< Job 26 >
1 Maar Job antwoordde en zeide:
Then answered Job, and said,
2 Hoe hebt gij geholpen dien, die zonder kracht is, en behouden den arm, die zonder sterkte is?
What assistance hast thou given to the powerless? [how] hast thou helped the arm without strength?
3 Hoe hebt gij hem geraden, die geen wijsheid heeft, en de zaak, alzo zij is, ten volle bekend gemaakt?
How hast thou counselled the unwise? and what sound wisdom hast thou made known so plentifully?
4 Aan wien hebt gij die woorden verhaald? En wiens geest is van u uitgegaan?
To whom hast thou told words? and whose spirit came from thee?
5 De doden zullen geboren worden van onder de wateren, en hun inwoners.
The departed are called into being beneath the waters, and their inhabitants.
6 De hel is naakt voor Hem, en geen deksel is er voor het verderf. (Sheol )

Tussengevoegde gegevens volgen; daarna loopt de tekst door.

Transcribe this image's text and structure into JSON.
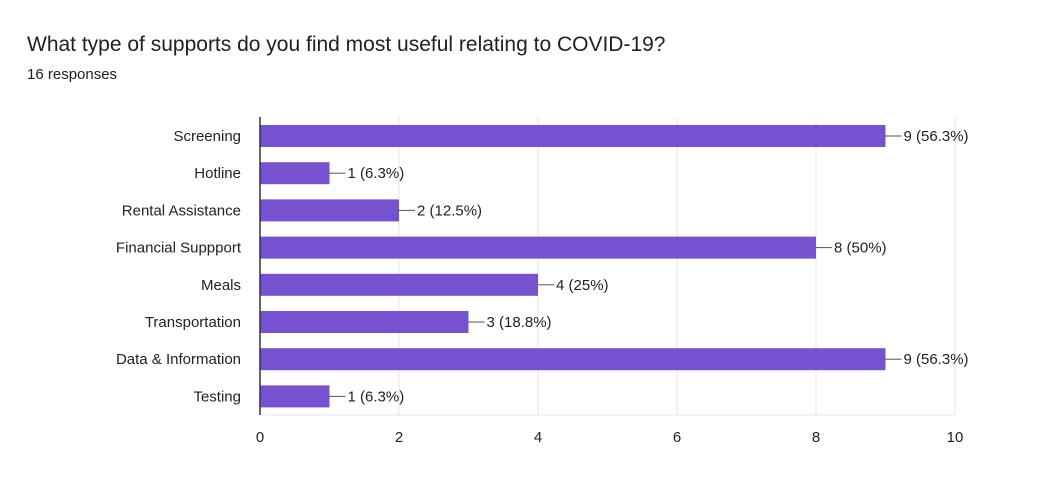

Naked is the nether world before him, and there is no covering for the place of corruption. (Sheol )
7 Hij breidt het noorden uit over het woeste; Hij hangt de aarde aan een niet.
He stretched out the north over empty space; he suspended the earth on nothing;
8 Hij bindt de wateren in Zijn wolken; nochtans scheurt de wolk daaronder niet.
He bound up the waters in his clouds; and the cloud bursteth not under their weight;
9 Hij houdt het vlakke Zijns troons vast; Hij spreidt Zijn wolk daarover.
He closed up the surface of his throne, spreading over it his cloud;
10 Hij heeft een gezet perk over het vlakke der wateren rondom afgetekend, tot aan de voleinding toe des lichts met de duisternis.
A fixed limit he compassed off over the face of the waters, for the division of the light and darkness.
11 De pilaren des hemels sidderen, en ontzetten zich voor Zijn schelden.
The pillars of heaven tremble greatly, and are astounded at his rebuke.
12 Door Zijn kracht klieft Hij de zee, en door Zijn verstand verslaat Hij haar verheffing.
By his power he split in pieces the sea, and by his understanding he crushed [its] pride:
13 Door Zijn Geest heeft Hij de hemelen versierd; Zijn hand heeft de langwemelende slang geschapen.
By his breath the heavens [acquired] beauty; his hand hath created the flying serpent.
14 Ziet, dit zijn maar uiterste einden Zijner wegen; en wat een klein stukje der zaak hebben wij van Hem gehoord? Wie zou dan den donder Zijner mogendheden verstaan?
Lo, these are ends of his ways; for how slight a whisper is heard [by us] of him! but the thunder of his mighty deeds who can understand?